Silvi Vrait | ||||
---|---|---|---|---|
![]() | ||||
Algemene informatie | ||||
Geboren | 28 april 1951 | |||
Geboorteplaats | Kehra, Estische Socialistische Sovjetrepubliek, Sovjet-Unie | |||
Overleden | 28 juni 2013 | |||
Overlijdensplaats | Tallinn, Estland | |||
Land | ![]() | |||
Werk | ||||
Genre(s) | Popmuziek, jazz | |||
Beroep | Zangeres | |||
(en) Discogs-profiel (en) IMDb-profiel (en) MusicBrainz-profiel | ||||
|
Silvi Vrait (Kehra, 28 april 1951 – Tallinn, 28 juni 2013) was een Ests pop- en jazzzangeres.

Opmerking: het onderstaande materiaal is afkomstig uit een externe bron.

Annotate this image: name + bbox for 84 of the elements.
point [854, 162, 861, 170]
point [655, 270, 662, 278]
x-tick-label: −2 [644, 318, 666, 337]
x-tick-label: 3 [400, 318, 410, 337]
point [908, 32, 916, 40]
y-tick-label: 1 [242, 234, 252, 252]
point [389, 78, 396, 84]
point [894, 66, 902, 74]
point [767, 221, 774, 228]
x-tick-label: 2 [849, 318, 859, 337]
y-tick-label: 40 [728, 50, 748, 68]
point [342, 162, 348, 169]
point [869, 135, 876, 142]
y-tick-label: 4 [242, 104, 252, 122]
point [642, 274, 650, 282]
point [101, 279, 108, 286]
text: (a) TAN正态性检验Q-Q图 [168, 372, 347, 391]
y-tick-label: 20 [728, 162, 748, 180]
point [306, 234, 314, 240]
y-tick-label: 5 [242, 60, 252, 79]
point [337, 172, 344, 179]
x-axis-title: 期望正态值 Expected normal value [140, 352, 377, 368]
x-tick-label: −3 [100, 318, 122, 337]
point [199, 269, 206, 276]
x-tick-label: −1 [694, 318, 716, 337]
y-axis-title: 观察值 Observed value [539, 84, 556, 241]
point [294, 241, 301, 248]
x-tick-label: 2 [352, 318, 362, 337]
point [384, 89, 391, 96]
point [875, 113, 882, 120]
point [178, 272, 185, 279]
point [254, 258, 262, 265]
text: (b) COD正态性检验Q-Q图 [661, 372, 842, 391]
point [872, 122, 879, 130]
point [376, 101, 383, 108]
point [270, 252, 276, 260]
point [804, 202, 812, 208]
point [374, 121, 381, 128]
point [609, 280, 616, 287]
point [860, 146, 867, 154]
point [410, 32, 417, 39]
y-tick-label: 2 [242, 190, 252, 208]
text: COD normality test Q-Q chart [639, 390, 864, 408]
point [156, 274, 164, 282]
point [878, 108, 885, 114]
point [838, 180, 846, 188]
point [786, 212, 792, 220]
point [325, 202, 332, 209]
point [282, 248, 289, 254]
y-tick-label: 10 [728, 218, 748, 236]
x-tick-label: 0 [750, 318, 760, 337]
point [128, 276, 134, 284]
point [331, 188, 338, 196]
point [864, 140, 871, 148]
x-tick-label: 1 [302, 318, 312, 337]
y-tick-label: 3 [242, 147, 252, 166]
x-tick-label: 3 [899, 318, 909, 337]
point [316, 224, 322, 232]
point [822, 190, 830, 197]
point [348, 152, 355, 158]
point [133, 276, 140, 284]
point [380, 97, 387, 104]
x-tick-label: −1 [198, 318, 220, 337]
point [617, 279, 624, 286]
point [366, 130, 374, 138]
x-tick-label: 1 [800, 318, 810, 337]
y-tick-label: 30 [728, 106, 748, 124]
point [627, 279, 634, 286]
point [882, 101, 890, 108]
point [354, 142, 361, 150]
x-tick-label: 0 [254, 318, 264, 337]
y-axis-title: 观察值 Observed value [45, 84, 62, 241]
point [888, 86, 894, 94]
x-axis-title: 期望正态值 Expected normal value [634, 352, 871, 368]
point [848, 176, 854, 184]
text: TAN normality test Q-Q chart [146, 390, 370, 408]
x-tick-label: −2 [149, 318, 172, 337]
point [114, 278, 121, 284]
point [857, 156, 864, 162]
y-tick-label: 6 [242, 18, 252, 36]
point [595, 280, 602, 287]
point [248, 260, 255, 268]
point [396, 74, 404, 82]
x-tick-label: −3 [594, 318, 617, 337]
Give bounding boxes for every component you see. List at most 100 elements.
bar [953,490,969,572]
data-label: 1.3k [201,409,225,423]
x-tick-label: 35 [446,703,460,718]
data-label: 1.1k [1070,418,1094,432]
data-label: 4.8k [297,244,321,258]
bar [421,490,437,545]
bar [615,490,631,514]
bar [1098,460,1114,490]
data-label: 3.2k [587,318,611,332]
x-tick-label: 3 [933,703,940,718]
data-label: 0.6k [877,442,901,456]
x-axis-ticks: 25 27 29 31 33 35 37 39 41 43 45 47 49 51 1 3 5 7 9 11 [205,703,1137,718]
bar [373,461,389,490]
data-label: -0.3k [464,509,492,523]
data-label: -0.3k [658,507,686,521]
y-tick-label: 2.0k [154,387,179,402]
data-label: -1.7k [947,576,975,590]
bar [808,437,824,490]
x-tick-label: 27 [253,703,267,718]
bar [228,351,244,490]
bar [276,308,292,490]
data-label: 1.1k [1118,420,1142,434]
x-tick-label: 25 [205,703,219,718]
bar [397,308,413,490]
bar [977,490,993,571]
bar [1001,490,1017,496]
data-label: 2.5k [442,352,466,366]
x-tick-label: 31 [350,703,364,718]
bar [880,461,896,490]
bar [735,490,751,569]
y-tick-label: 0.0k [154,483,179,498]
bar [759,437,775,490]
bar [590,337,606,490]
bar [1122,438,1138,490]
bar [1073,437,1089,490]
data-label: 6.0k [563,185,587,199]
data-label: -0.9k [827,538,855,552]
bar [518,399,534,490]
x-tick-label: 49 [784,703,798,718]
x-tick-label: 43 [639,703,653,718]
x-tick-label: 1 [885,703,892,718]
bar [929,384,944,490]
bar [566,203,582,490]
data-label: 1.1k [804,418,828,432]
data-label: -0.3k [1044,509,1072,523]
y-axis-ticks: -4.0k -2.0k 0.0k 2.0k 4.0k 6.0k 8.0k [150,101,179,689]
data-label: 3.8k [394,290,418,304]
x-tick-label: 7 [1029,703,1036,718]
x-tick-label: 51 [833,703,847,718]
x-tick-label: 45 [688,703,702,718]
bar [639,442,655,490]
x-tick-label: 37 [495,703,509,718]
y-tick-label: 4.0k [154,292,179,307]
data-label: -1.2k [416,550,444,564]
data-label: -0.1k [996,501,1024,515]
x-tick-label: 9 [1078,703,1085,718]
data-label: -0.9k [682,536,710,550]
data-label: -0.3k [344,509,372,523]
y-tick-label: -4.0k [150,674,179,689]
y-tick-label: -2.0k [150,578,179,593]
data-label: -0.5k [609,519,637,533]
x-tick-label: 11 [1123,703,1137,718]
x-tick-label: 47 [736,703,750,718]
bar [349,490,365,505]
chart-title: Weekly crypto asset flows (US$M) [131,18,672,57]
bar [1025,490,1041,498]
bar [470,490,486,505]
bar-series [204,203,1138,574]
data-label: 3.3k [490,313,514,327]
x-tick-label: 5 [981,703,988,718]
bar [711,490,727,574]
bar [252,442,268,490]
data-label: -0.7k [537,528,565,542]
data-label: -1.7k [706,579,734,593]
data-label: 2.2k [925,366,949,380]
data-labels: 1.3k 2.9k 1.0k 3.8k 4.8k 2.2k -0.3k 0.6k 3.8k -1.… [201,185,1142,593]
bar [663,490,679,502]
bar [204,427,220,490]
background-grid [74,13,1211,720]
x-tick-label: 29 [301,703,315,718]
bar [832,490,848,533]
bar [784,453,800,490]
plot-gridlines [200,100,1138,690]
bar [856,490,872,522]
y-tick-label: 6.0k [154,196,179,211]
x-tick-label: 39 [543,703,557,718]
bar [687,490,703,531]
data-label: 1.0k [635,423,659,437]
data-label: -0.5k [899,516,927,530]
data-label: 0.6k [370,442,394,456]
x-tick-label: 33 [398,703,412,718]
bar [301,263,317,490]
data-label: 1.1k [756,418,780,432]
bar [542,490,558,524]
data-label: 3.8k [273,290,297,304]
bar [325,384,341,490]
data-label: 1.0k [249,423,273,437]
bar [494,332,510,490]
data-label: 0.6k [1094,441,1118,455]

Vrait studeerde Engelse filologie aan de universiteit van Tartu en studeerde af in 1974. Zij maakte haar eerste tv-optredens in 1972 in de shows Kaks Takti Ette en Käokava. Vanaf 1976 zong zij professioneel en werd ze populair in Estland. Vrait trad van 1976 tot en met 1983 onder andere op in het Vanemuine-theater in Tartu. In de tweede helft van de jaren 1980 was zij een belangrijk figuur in de Zingende revolutie, een geweldloze revolutie die streefde naar de onafhankelijkheid van de Baltische staten. In 1994 won ze de tweede editie van Eurolaul, de Estse preselectie voor het Eurovisiesongfestival, met het lied Nagu merelaine (Als een golf van de zee). Omdat Janika Sillamaa, de winnares van 1993, niet door de Oost-Europese voorselectie was geraakt, was Estland automatisch geplaatst voor de finale en was Vrait dus de eerste Estse deelnemer op het Eurovisiesongfestival. Zij behaalde 2 punten en eindigde op de 24e en voorlaatste plaats. Vrait verscheen ook in musicals en opera's, zoals Porgy and Bess (Bess, 1985), The King and I (Lady Thiang, 1998), Gypsy (Rose, 1999), Zorba (2000), The Sound of Music (Moeder Overste, 2003, hernomen in 2010), Chicago (Mama Morton, 2004) en Cabaret (Fräulein Schneider, 2012).
Naast haar zangcarrière gaf Vrait ook zangles aan de Georg Ots-muziekschool in Tallinn en gaf zij Engels in een middelbare school in Tallinn.
In april 2013 werd er een hersentumor bij haar ontdekt, waaraan zij in juni van dat jaar is overleden.[1][2]